At that rate, you'd need to consistently hunt more than a dozen people a week to keep everyone fed.
"It might be the occasional short-term opportunity if someone in your group died and you didn't need to go out hunting that day, but not a regular sustenance vehicle, particularly in a post-apocalyptic world where conditions are presumably very tough and harsh," Cole said.
But your dining options aren't limited to muscle, and historically, cannibals have also taken advantage of organs like the heart, liver, and kidneys, fat tissue, and even bones. You could consume as many as 125,000 calories per human body this way, and slightly more if you wanted to wring every last bit of nutrients out of the human body, including skin and teeth, according to Cole's calculations.
Eating nose-to-tail on a human does come with some additional safety concerns, though — neurodegenerative conditions like Creutzfeldt-Jakob (otherwise known as Mad Cow) disease, can be contracted by consuming diseased brains, for example.
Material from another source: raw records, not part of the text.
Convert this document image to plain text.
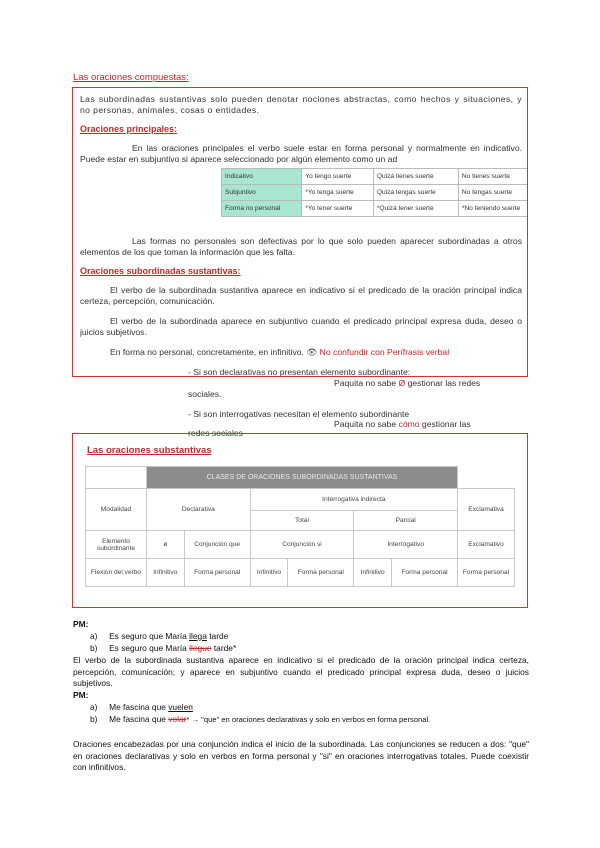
Las oraciones compuestas:
Las subordinadas sustantivas solo pueden denotar nociones abstractas, como hechos y situaciones, y no personas, animales, cosas o entidades.
Oraciones principales:
En las oraciones principales el verbo suele estar en forma personal y normalmente en indicativo. Puede estar en subjuntivo si aparece seleccionado por algún elemento como un ad
Indicativo	Yo tengo suerte	Quizá tienes suerte	No tienes suerte
Subjuntivo	*Yo tenga suerte	Quizá tengas suerte	No tengas suerte
Forma no personal	*Yo tener suerte	*Quizá tener suerte	*No teniendo suerte
Las formas no personales son defectivas por lo que solo pueden aparecer subordinadas a otros elementos de los que toman la información que les falta.
Oraciones subordinadas sustantivas:
El verbo de la subordinada sustantiva aparece en indicativo si el predicado de la oración principal indica certeza, percepción, comunicación.
El verbo de la subordinada aparece en subjuntivo cuando el predicado principal expresa duda, deseo o juicios subjetivos.
En forma no personal, concretamente, en infinitivo. 👁 No confundir con Perífrasis verbal
- Si son declarativas no presentan elemento subordinante:
Paquita no sabe Ø gestionar las redes
sociales.
- Si son interrogativas necesitan el elemento subordinante
Paquita no sabe cómo gestionar las
redes sociales
Las oraciones substantivas
	CLASES DE ORACIONES SUBORDINADAS SUSTANTIVAS						
Modalidad	Declarativa		Interrogativa indirecta				Exclamativa
			Total		Parcial		
Elemento subordinante	ø	Conjunción que	Conjunción si		Interrogativo		Exclamativo
Flexión del verbo	Infinitivo	Forma personal	Infinitivo	Forma personal	Infinitivo	Forma personal	Forma personal
PM:
a) Es seguro que María llega tarde
b) Es seguro que María llegue tarde*
El verbo de la subordinada sustantiva aparece en indicativo si el predicado de la oración principal indica certeza, percepción, comunicación; y aparece en subjuntivo cuando el predicado principal expresa duda, deseo o juicios subjetivos.
PM:
a) Me fascina que vuelen
b) Me fascina que volar* → "que" en oraciones declarativas y solo en verbos en forma personal.
Oraciones encabezadas por una conjunción indica el inicio de la subordinada. Las conjunciones se reducen a dos: "que" en oraciones declarativas y solo en verbos en forma personal y "si" en oraciones interrogativas totales. Puede coexistir con infinitivos.
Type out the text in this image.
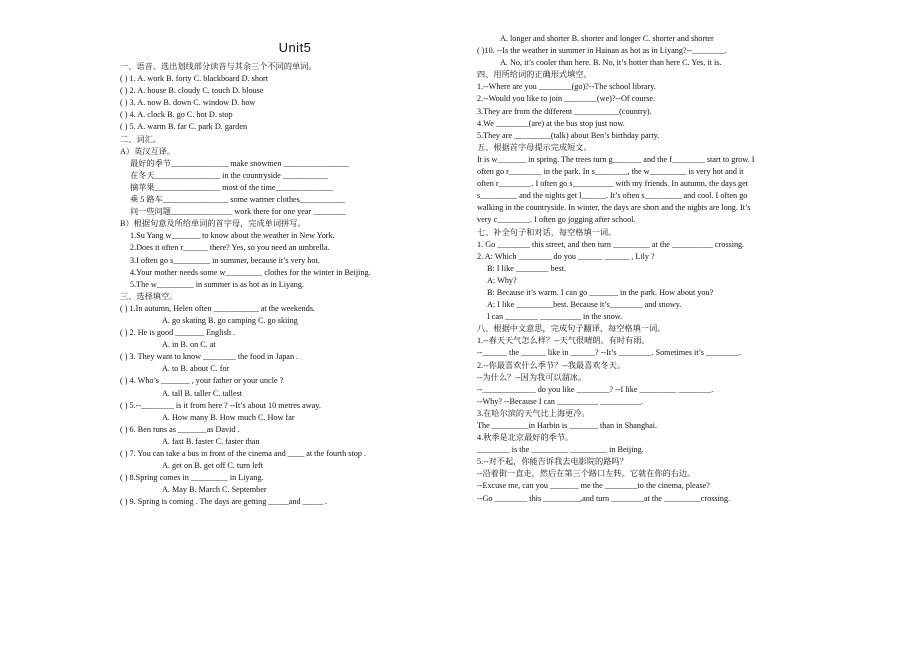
Unit5
一、语音。选出划线部分读音与其余三个不同的单词。
( ) 1. A. work B. forty C. blackboard D. short
( ) 2. A. house B. cloudy C. touch D. blouse
( ) 3. A. now B. down C. window D. how
( ) 4. A. clock B. go C. hot D. stop
( ) 5. A. warm B. far C. park D. garden
二、词汇。
A）英汉互译。
最好的季节______________ make snowmen ________________
在冬天________________ in the countryside ___________
摘苹果________________ most of the time______________
乘 5 路车________________ some warmer clothes___________
问一些问题_______________ work there for one year ________
B）根据句意及所给单词的首字母，完成单词拼写。
1.Su Yang w_______ to know about the weather in New York.
2.Does it often r______ there? Yes, so you need an umbrella.
3.I often go s_________ in summer, because it’s very hot.
4.Your mother needs some w_________ clothes for the winter in Beijing.
5.The w_________ in summer is as hot as in Liyang.
三、选择填空。
( ) 1.In autumn, Helen often ___________ at the weekends.
A. go skating B. go camping C. go skiing
( ) 2. He is good _______ English .
A. in B. on C. at
( ) 3. They want to know ________ the food in Japan .
A. to B. about C. for
( ) 4. Who’s _______ , your father or your uncle ?
A. tall B. taller C. tallest
( ) 5.--________ is it from here ? --It’s about 10 metres away.
A. How many B. How much C. How far
( ) 6. Ben runs as _______as David .
A. fast B. faster C. faster than
( ) 7. You can take a bus in front of the cinema and ____ at the fourth stop .
A. get on B. get off C. turn left
( ) 8.Spring comes in _________ in Liyang.
A. May B. March C. September
( ) 9. Spring is coming . The days are getting _____and _____ .
A. longer and shorter B. shorter and longer C. shorter and shorter
( )10. --Is the weather in summer in Hainan as hot as in Liyang?--________.
A. No, it’s cooler than here. B. No, it’s hotter than here C. Yes, it is.
四、用所给词的正确形式填空。
1.--Where are you ________(go)?--The school library.
2.--Would you like to join ________(we)?--Of course.
3.They are from the different ___________(country).
4.We ________(are) at the bus stop just now.
5.They are _________(talk) about Ben’s birthday party.
五、根据首字母提示完成短文。
It is w_______ in spring. The trees turn g_______ and the f________ start to grow. I
often go r________ in the park. In s________, the w_________ is very hot and it
often r________. I often go s__________ with my friends. In autumn, the days get
s_________ and the nights get l______. It’s often s_________ and cool. I often go
walking in the countryside. In winter, the days are short and the nights are long. It’s
very c________. I often go jogging after school.
七、补全句子和对话，每空格填一词。
1. Go ________ this street, and then turn _________ at the __________ crossing.
2. A: Which ________ do you ______ ______ , Lily ?
B: I like ________ best.
A: Why?
B: Because it’s warm. I can go _______ in the park. How about you?
A: I like _________best. Because it’s________ and snowy.
I can ________ __________ in the snow.
八、根据中文意思，完成句子翻译，每空格填一词。
1.--春天天气怎么样？--天气很晴朗。有时有雨。
--______ the ______ like in ______? --It’s ________. Sometimes it’s ________.
2.--你最喜欢什么季节？--我最喜欢冬天。
--为什么？--因为我可以溜冰。
--_____________ do you like ________? --I like _________ ________.
--Why? --Because I can __________ __________.
3.在哈尔滨的天气比上海更冷。
The _________in Harbin is _______ than in Shanghai.
4.秋季是北京最好的季节。
________ is the _________ _________ in Beijing.
5.--对不起，你能告诉我去电影院的路吗？
--沿着街一直走，然后在第三个路口左转。它就在你的右边。
--Excuse me, can you _______ me the ________to the cinema, please?
--Go ________ this _________,and turn ________at the _________crossing.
The post-apocalyptic wasteland environment would also reduce the potential nutritional benefits of human prey even more, according to Cole.
"In a scenario where your ability to feed yourself is sporadic, and the quality of that food is sporadic, that will impact your fat reserves and muscle density," he said.
If circumstances are dire enough that cannibalism becomes a matter of life or death, his calculations did reveal a clear winner in the body part you should dig into first. The thighs have the most promising reserves of fat and muscle tissue, about 13,350 calories worth, combined.
But Cole doesn't recommend it, overall.
'Probably only engage in that activity if it's a question of survival, otherwise just leave each other alone," he said.